By Paige Fieldsted - Daily Herald - | Mar 26, 2014

AMERICAN FORK — The child rape case against David Hamblin has been dismissed, but charges could be refiled in the future.

Hamblin, 59, was charged in December 2012 with 12 counts of rape of a child, two counts of sodomy of a child and one count of attempted sodomy on a child, all first-degree felonies, and two counts of aggravated sexual abuse of a child, a second-degree felony.

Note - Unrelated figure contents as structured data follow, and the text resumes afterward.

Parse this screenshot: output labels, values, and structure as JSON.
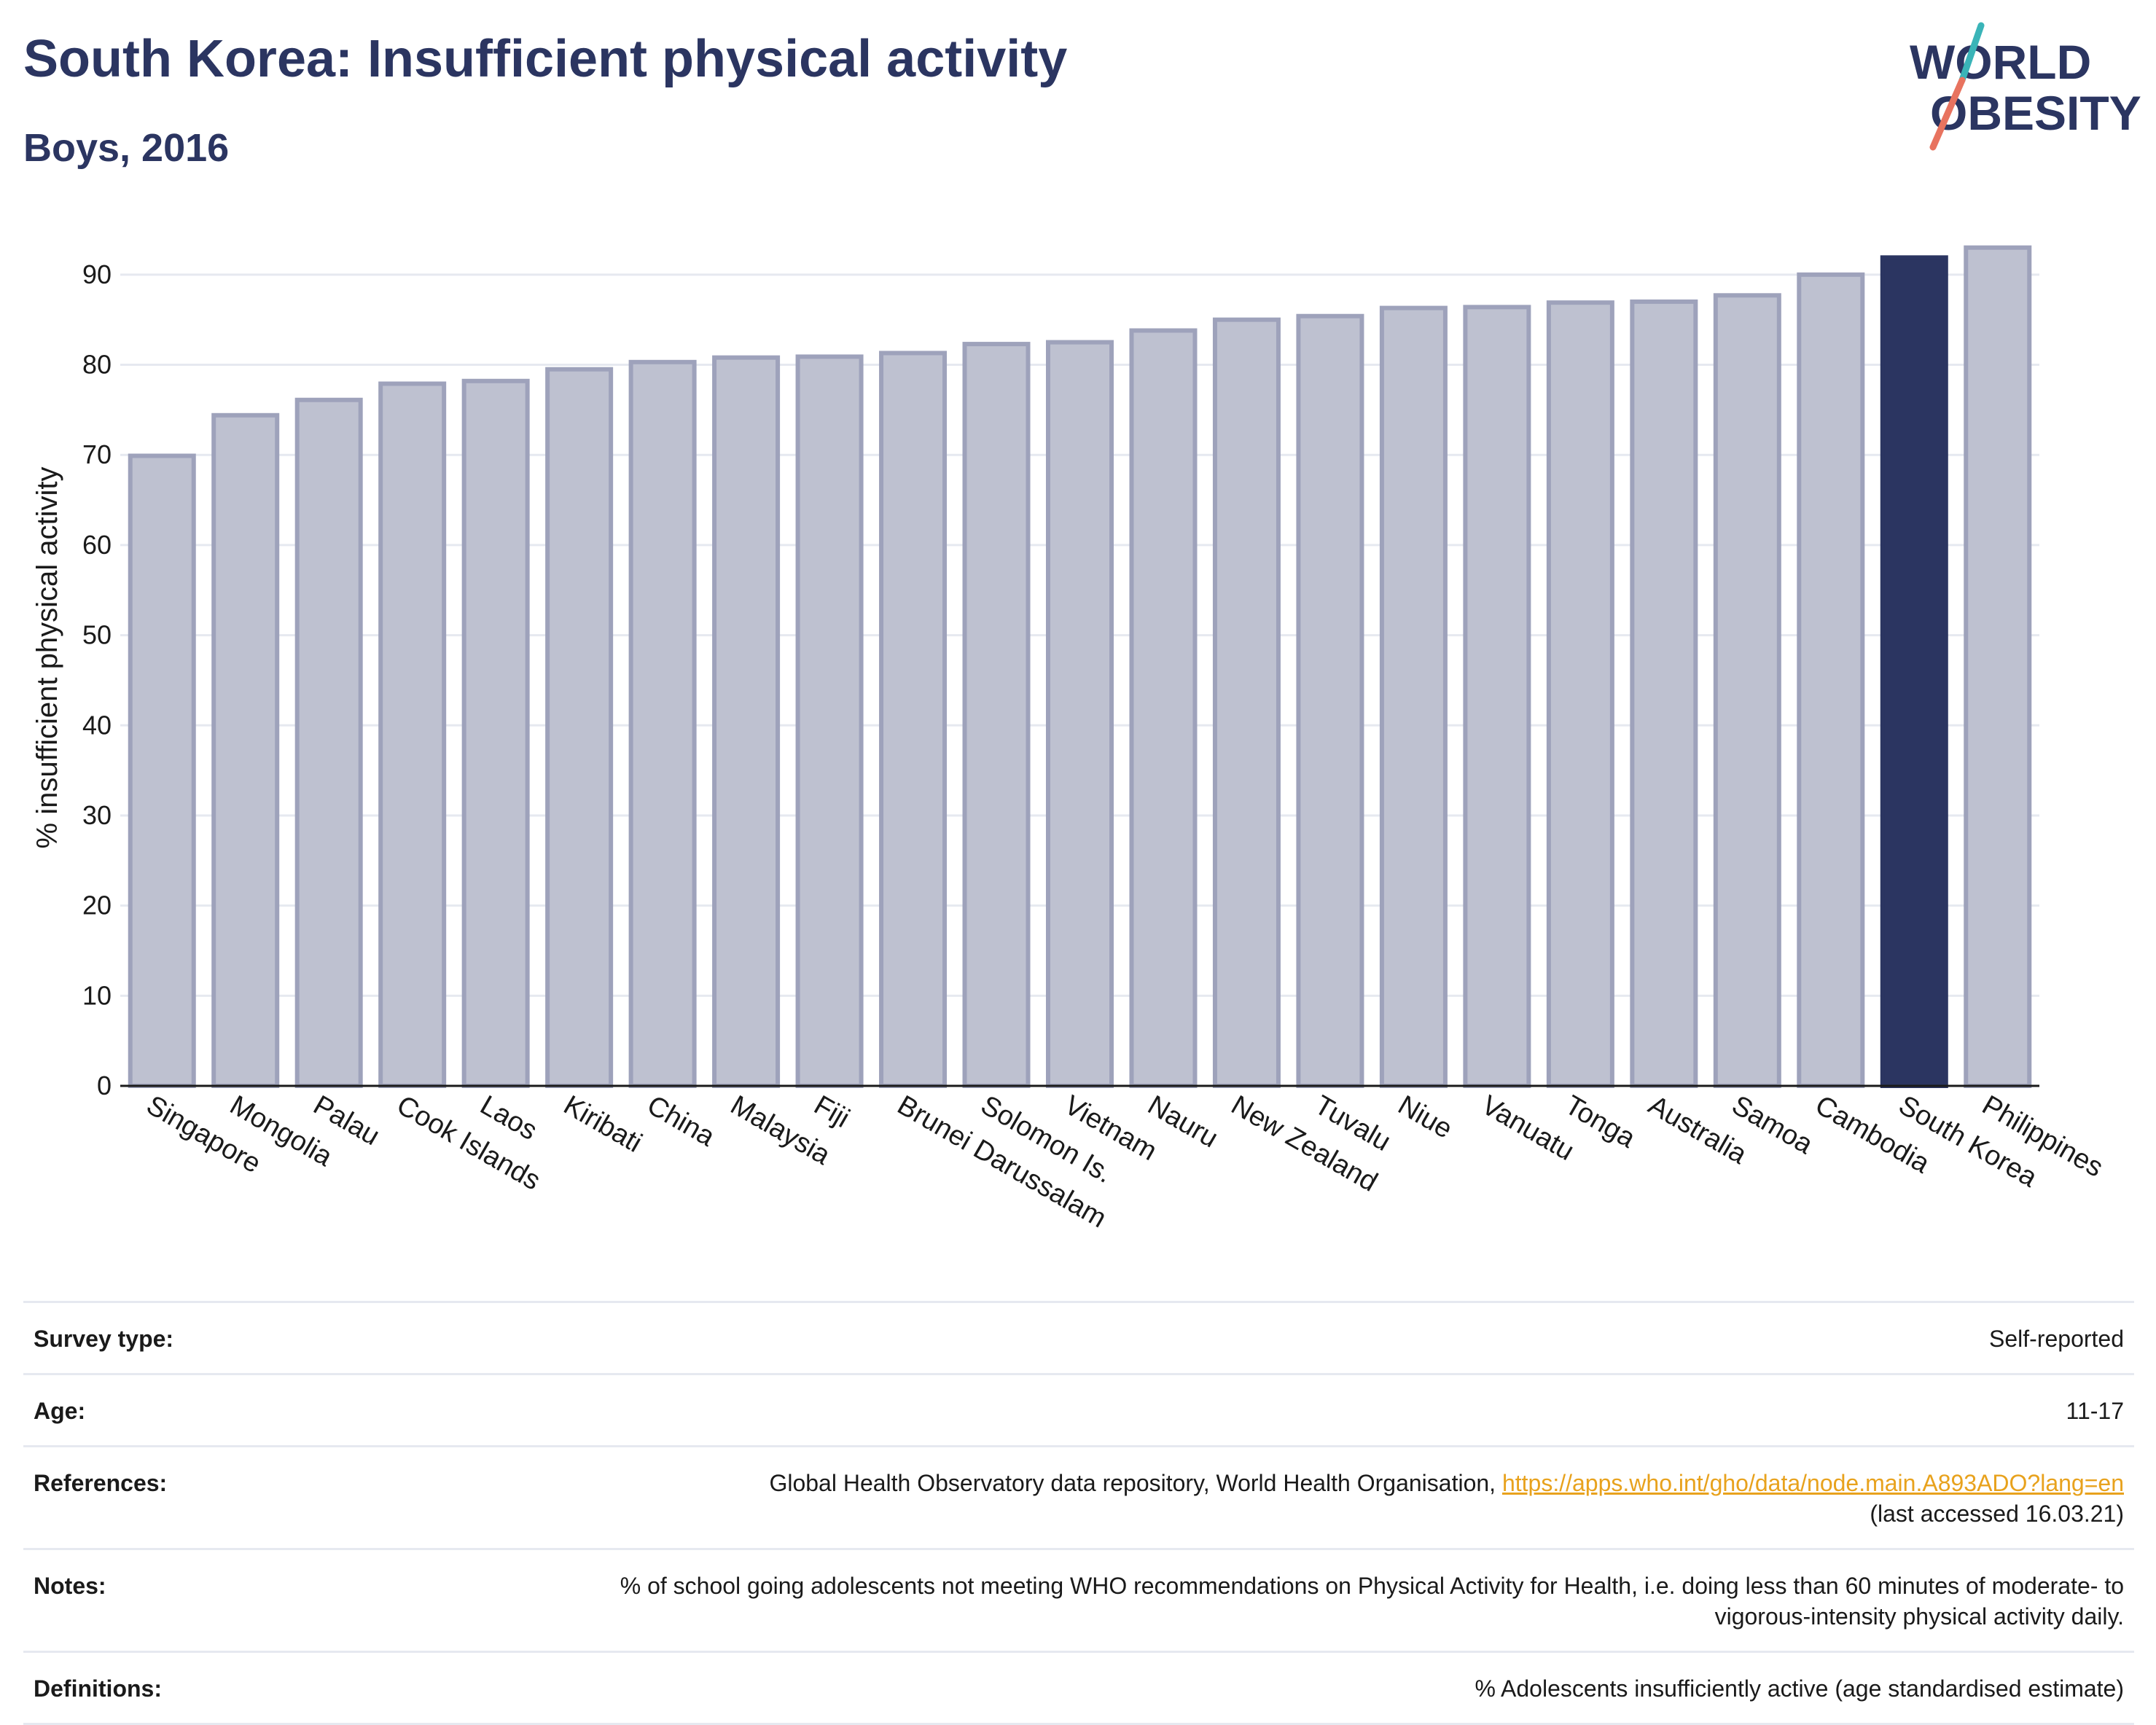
{
  "header": {
    "title": "South Korea: Insufficient physical activity",
    "subtitle": "Boys, 2016"
  },
  "logo": {
    "line1": "WORLD",
    "line2": "OBESITY",
    "colors": {
      "text": "#2b3561",
      "slash_teal": "#3ab4b8",
      "slash_coral": "#e8735f"
    }
  },
  "colors": {
    "bar_default": "#bec1d0",
    "bar_default_stroke": "#9ea2bb",
    "bar_highlight": "#2b3561",
    "grid": "#e6e9f0",
    "axis": "#1a1a1a",
    "link": "#e8a21d"
  },
  "chart_data": {
    "type": "bar",
    "title": "",
    "xlabel": "",
    "ylabel": "% insufficient physical activity",
    "ylim": [
      0,
      95
    ],
    "yticks": [
      0,
      10,
      20,
      30,
      40,
      50,
      60,
      70,
      80,
      90
    ],
    "grid": true,
    "highlight": "South Korea",
    "categories": [
      "Singapore",
      "Mongolia",
      "Palau",
      "Cook Islands",
      "Laos",
      "Kiribati",
      "China",
      "Malaysia",
      "Fiji",
      "Brunei Darussalam",
      "Solomon Is.",
      "Vietnam",
      "Nauru",
      "New Zealand",
      "Tuvalu",
      "Niue",
      "Vanuatu",
      "Tonga",
      "Australia",
      "Samoa",
      "Cambodia",
      "South Korea",
      "Philippines"
    ],
    "values": [
      69.9,
      74.4,
      76.1,
      77.9,
      78.2,
      79.5,
      80.3,
      80.8,
      80.9,
      81.3,
      82.3,
      82.5,
      83.8,
      85.0,
      85.4,
      86.3,
      86.4,
      86.9,
      87.0,
      87.7,
      90.0,
      91.9,
      93.0
    ]
  },
  "info": {
    "survey_type": {
      "label": "Survey type:",
      "value": "Self-reported"
    },
    "age": {
      "label": "Age:",
      "value": "11-17"
    },
    "references": {
      "label": "References:",
      "text": "Global Health Observatory data repository, World Health Organisation, ",
      "link": "https://apps.who.int/gho/data/node.main.A893ADO?lang=en",
      "accessed": "(last accessed 16.03.21)"
    },
    "notes": {
      "label": "Notes:",
      "value": "% of school going adolescents not meeting WHO recommendations on Physical Activity for Health, i.e. doing less than 60 minutes of moderate- to vigorous-intensity physical activity daily."
    },
    "definitions": {
      "label": "Definitions:",
      "value": "% Adolescents insufficiently active (age standardised estimate)"
    }
  }
}
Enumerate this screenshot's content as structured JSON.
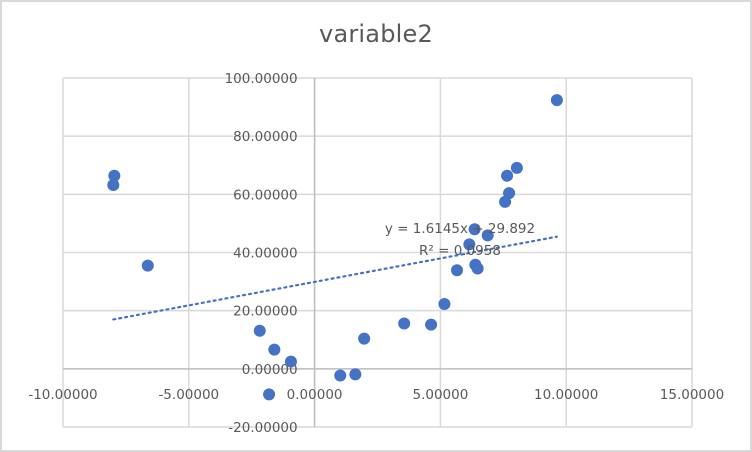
{
  "chart_data": {
    "type": "scatter",
    "title": "variable2",
    "xlabel": "",
    "ylabel": "",
    "xlim": [
      -10,
      15
    ],
    "ylim": [
      -20,
      100
    ],
    "x_ticks": [
      "-10.00000",
      "-5.00000",
      "0.00000",
      "5.00000",
      "10.00000",
      "15.00000"
    ],
    "y_ticks": [
      "-20.00000",
      "0.00000",
      "20.00000",
      "40.00000",
      "60.00000",
      "80.00000",
      "100.00000"
    ],
    "grid": true,
    "legend": null,
    "series": [
      {
        "name": "variable2",
        "color": "#4472c4",
        "points": [
          [
            9.63,
            92.4
          ],
          [
            -7.96,
            66.4
          ],
          [
            -8.0,
            63.2
          ],
          [
            -6.63,
            35.5
          ],
          [
            -2.18,
            13.1
          ],
          [
            -1.6,
            6.6
          ],
          [
            -0.94,
            2.5
          ],
          [
            -1.81,
            -8.8
          ],
          [
            1.02,
            -2.3
          ],
          [
            1.62,
            -1.9
          ],
          [
            1.97,
            10.4
          ],
          [
            3.56,
            15.6
          ],
          [
            4.63,
            15.2
          ],
          [
            5.16,
            22.3
          ],
          [
            5.66,
            33.9
          ],
          [
            6.39,
            35.8
          ],
          [
            6.48,
            34.5
          ],
          [
            6.15,
            42.8
          ],
          [
            6.36,
            48.0
          ],
          [
            6.88,
            45.9
          ],
          [
            7.57,
            57.4
          ],
          [
            7.73,
            60.4
          ],
          [
            7.65,
            66.4
          ],
          [
            8.04,
            69.1
          ]
        ]
      }
    ],
    "trendline": {
      "type": "linear",
      "style": "dotted",
      "color": "#4472c4",
      "slope": 1.6145,
      "intercept": 29.892,
      "x_range": [
        -8.0,
        9.63
      ],
      "equation_label": "y = 1.6145x + 29.892",
      "r2_label": "R² = 0.0958"
    }
  }
}
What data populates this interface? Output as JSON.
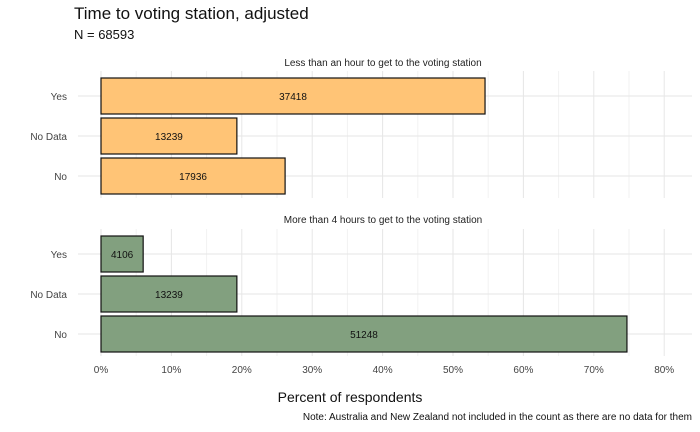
{
  "chart_data": {
    "type": "bar",
    "orientation": "horizontal",
    "title": "Time to voting station, adjusted",
    "subtitle": "N = 68593",
    "xlabel": "Percent of respondents",
    "note": "Note: Australia and New Zealand not included in the count as there are no data for them",
    "xlim": [
      0,
      0.8
    ],
    "xticks": [
      "0%",
      "10%",
      "20%",
      "30%",
      "40%",
      "50%",
      "60%",
      "70%",
      "80%"
    ],
    "grid": true,
    "panels": [
      {
        "title": "Less than an hour to get to the voting station",
        "color": "#FFC476",
        "categories": [
          "Yes",
          "No Data",
          "No"
        ],
        "values": [
          0.5455,
          0.193,
          0.2615
        ],
        "counts": [
          "37418",
          "13239",
          "17936"
        ]
      },
      {
        "title": "More than 4 hours to get to the voting station",
        "color": "#82A07F",
        "categories": [
          "Yes",
          "No Data",
          "No"
        ],
        "values": [
          0.0599,
          0.193,
          0.7471
        ],
        "counts": [
          "4106",
          "13239",
          "51248"
        ]
      }
    ]
  }
}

However, the case against him has made very little progress since that time.

Prosecuting attorney David Sturgill said during a court hearing Tuesday morning the prosecution is still having difficulty getting evidence it needs to move forward with the case. The allegations against Hamblin were made in 2012, nearly 20 years after the crimes allegedly occurred.

The charges were based on events that reportedly happened between 1991 and 1998 but weren’t reported until much later because the accuser told police she is still afraid for her life. Hamblin allegedly threatened to kill her and several of her family members if she ever told anyone about the abuse.

Sturgill said that because of the “extremely delayed disclosure” it has been difficult to gather evidence needed to take the case to trial, and both the prosecution and defense are having trouble getting medical records and records from the Division of Child and Family Services. Sturgill made a motion to dismiss the charges without prejudice, meaning they could be refiled in the future if the case comes together.

Hamblin’s attorney, Michael Esplin, argued the case should be dismissed with prejudice because he believes it will never be ready to go to trial. Since Hamblin was first charged, Esplin filed several motions in an attempt to get the case dismissed due to the statute of limitations running out, but all of those motions were denied.

At the time the crimes were allegedly committed, the statute of limitations for child sex crimes was four years from the first report of the crime, and Esplin argued a report of the crimes was made in 2000. However, Judge Christine Johnson ruled the allegations reported in the past and those being reported now were fundamentally different. An appeal to the Utah Appellate Court was also denied.

Sturgill said Tuesday that because the law in Utah has changed since the incidents and there is no statute of limitations for child sex crimes, he can refile anytime.

Johnson said during court Tuesday the case demonstrates the issues with prosecuting and bringing to trial older cases, and said both the defense and the prosecution face challenges in such instances. She also said if charges are ever refiled she would again consider a motion to dismiss from the defense, but for now allowed the case to be dismissed without prejudice.